Comment sortir de cette contradiction ? En remarquant qu’en réalité, il faut se rendre à l’évidence qu’il n’y a, au bout du compte, qu’un seul élu !

La première clef de notre parabole est historique. Les juifs ont refusé le Messie et leur obstination à se libérer par eux-mêmes les a conduits à la catastrophe de l’an 70 : Jérusalem et le Temple incendiés et détruits par les Romains, dans un grand massacre. En revanche, une foule de païens, un ramassis pourrait-on dire, sont entrés dans la Nouvelle Alliance en rejoignant les juifs qui ont cru au Christ. La minorité juive en question, avec les Apôtres en son centre, est revenue de ses refus. Seul Jésus n’a été, tout entier, toute sa vie, que oui, Amen, à son Père. Ressuscité, il offre le salut à tous, juifs et païens. Cet accueil par pure grâce ne dispense personne d’avoir à se convertir. D’où l’avertissement : celui qui refuse de purifier sa vie dans l’Esprit se condamne lui-même.

Qu’est-ce que l’habit de noces, en effet, sinon le Christ lui-même que tout homme revêt par son baptême, sans aucun mérite de sa part ? « Tu es une création nouvelle, tu as revêtu le Christ », dit le prêtre à celui qui sort des eaux baptismales pour entrer dans une vie nouvelle. Car, ensuite, il doit se laisser sanctifier par l’Esprit, c’est-à-dire configurer toujours plus complètement au Christ.

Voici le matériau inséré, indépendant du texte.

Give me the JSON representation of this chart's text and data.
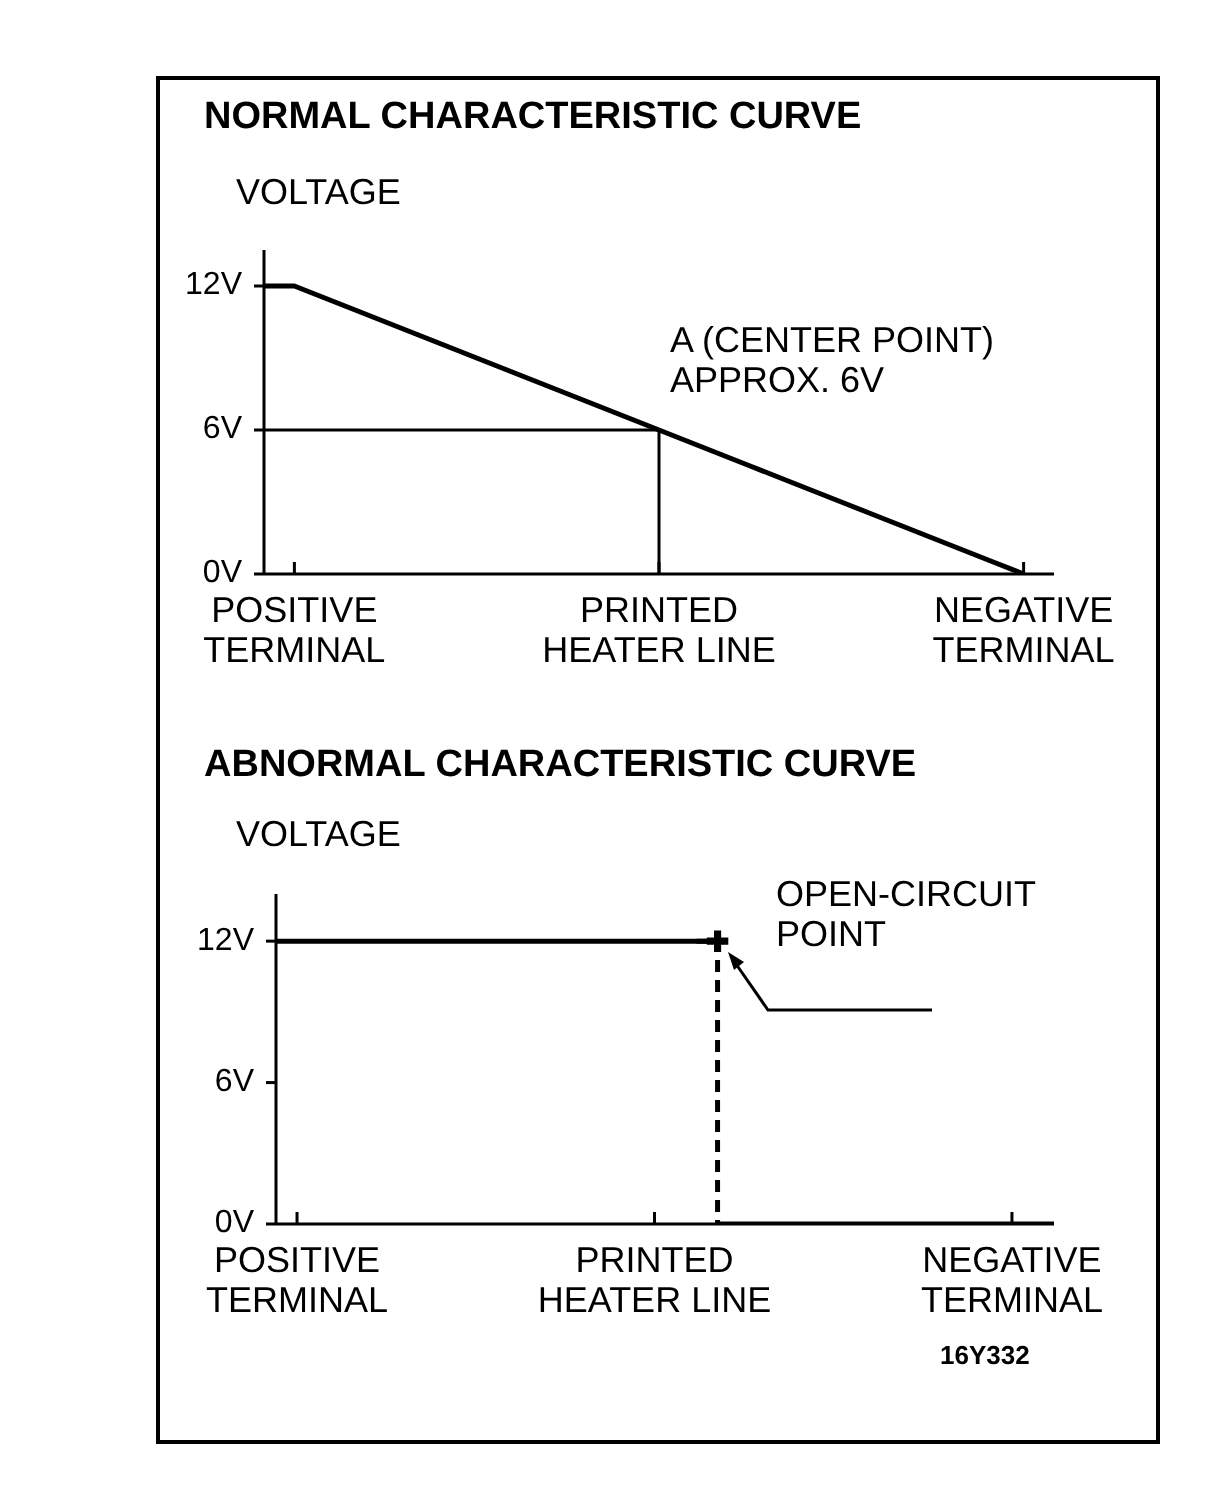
{
  "chart_data": [
    {
      "type": "line",
      "title": "NORMAL CHARACTERISTIC CURVE",
      "ylabel": "VOLTAGE",
      "categories": [
        null,
        "POSITIVE\nTERMINAL",
        null,
        null,
        null,
        null,
        null,
        null,
        null,
        null,
        null,
        null,
        null,
        "PRINTED\nHEATER LINE",
        null,
        null,
        null,
        null,
        null,
        null,
        null,
        null,
        null,
        null,
        null,
        "NEGATIVE\nTERMINAL",
        null
      ],
      "ylim": [
        0,
        13.5
      ],
      "yticks": [
        {
          "value": 0,
          "label": "0V"
        },
        {
          "value": 6,
          "label": "6V"
        },
        {
          "value": 12,
          "label": "12V"
        }
      ],
      "marker": "none",
      "line_style": "solid",
      "series": [
        {
          "color": "#000000",
          "values": [
            12,
            12,
            11.5,
            11,
            10.5,
            10,
            9.5,
            9,
            8.5,
            8,
            7.5,
            7,
            6.5,
            6,
            5.5,
            5,
            4.5,
            4,
            3.5,
            3,
            2.5,
            2,
            1.5,
            1,
            0.5,
            0,
            null
          ]
        },
        {
          "type": "step",
          "color": "#000000",
          "values": [
            6,
            6,
            6,
            6,
            6,
            6,
            6,
            6,
            6,
            6,
            6,
            6,
            6,
            0,
            null,
            null,
            null,
            null,
            null,
            null,
            null,
            null,
            null,
            null,
            null,
            null,
            null
          ]
        }
      ],
      "annotations": [
        "A (CENTER POINT)\nAPPROX. 6V"
      ]
    },
    {
      "type": "line",
      "title": "ABNORMAL CHARACTERISTIC CURVE",
      "ylabel": "VOLTAGE",
      "categories": [
        null,
        "POSITIVE\nTERMINAL",
        null,
        null,
        null,
        null,
        null,
        null,
        null,
        null,
        null,
        null,
        null,
        null,
        null,
        null,
        null,
        null,
        "PRINTED\nHEATER LINE",
        null,
        null,
        null,
        null,
        null,
        null,
        null,
        null,
        null,
        null,
        null,
        null,
        null,
        null,
        null,
        null,
        "NEGATIVE\nTERMINAL",
        null,
        null
      ],
      "ylim": [
        0,
        14
      ],
      "yticks": [
        {
          "value": 0,
          "label": "0V"
        },
        {
          "value": 6,
          "label": "6V"
        },
        {
          "value": 12,
          "label": "12V"
        }
      ],
      "marker": "none",
      "line_style": "solid",
      "series": [
        {
          "color": "#000000",
          "values": [
            12,
            12,
            12,
            12,
            12,
            12,
            12,
            12,
            12,
            12,
            12,
            12,
            12,
            12,
            12,
            12,
            12,
            12,
            12,
            12,
            12,
            12,
            null,
            null,
            null,
            null,
            null,
            null,
            null,
            null,
            null,
            null,
            null,
            null,
            null,
            null,
            null,
            null
          ]
        },
        {
          "type": "step",
          "color": "#000000",
          "line_style": "dashed",
          "values": [
            null,
            null,
            null,
            null,
            null,
            null,
            null,
            null,
            null,
            null,
            null,
            null,
            null,
            null,
            null,
            null,
            null,
            null,
            null,
            null,
            12,
            0,
            null,
            null,
            null,
            null,
            null,
            null,
            null,
            null,
            null,
            null,
            null,
            null,
            null,
            null,
            null,
            null
          ]
        },
        {
          "color": "#000000",
          "values": [
            null,
            null,
            null,
            null,
            null,
            null,
            null,
            null,
            null,
            null,
            null,
            null,
            null,
            null,
            null,
            null,
            null,
            null,
            null,
            null,
            null,
            0,
            0,
            0,
            0,
            0,
            0,
            0,
            0,
            0,
            0,
            0,
            0,
            0,
            0,
            0,
            0,
            0
          ]
        },
        {
          "type": "scatter",
          "color": "#000000",
          "marker": "cross",
          "values": [
            null,
            null,
            null,
            null,
            null,
            null,
            null,
            null,
            null,
            null,
            null,
            null,
            null,
            null,
            null,
            null,
            null,
            null,
            null,
            null,
            null,
            12,
            null,
            null,
            null,
            null,
            null,
            null,
            null,
            null,
            null,
            null,
            null,
            null,
            null,
            null,
            null,
            null
          ]
        }
      ],
      "annotations": [
        "OPEN-CIRCUIT\nPOINT",
        "16Y332"
      ]
    }
  ]
}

Ainsi, derrière la lecture historique se cache une interprétation plus radicale et décisive. Tous les hommes sont pécheurs, sauf le Fils de Dieu, le bien-aimé, « l’Élu » du Père. Chacun de nous est mauvais dans sa prétention à être bon, voire le meilleur. Chacun de nous est bon pour Dieu à sauver de son péché et à rendre meilleur, par la grâce de l’unique Jésus Christ.

La question n’est donc pas d’être mauvais ou bon, mais bien : est-ce que j’accepte de devenir lui, ou plutôt qu’il devienne moi, qu’il devienne nous, lui qui seul est bon ? Alors, de tous les appelés, Dieu fera un seul Élu en son Fils, le Sauveur de tous les hommes.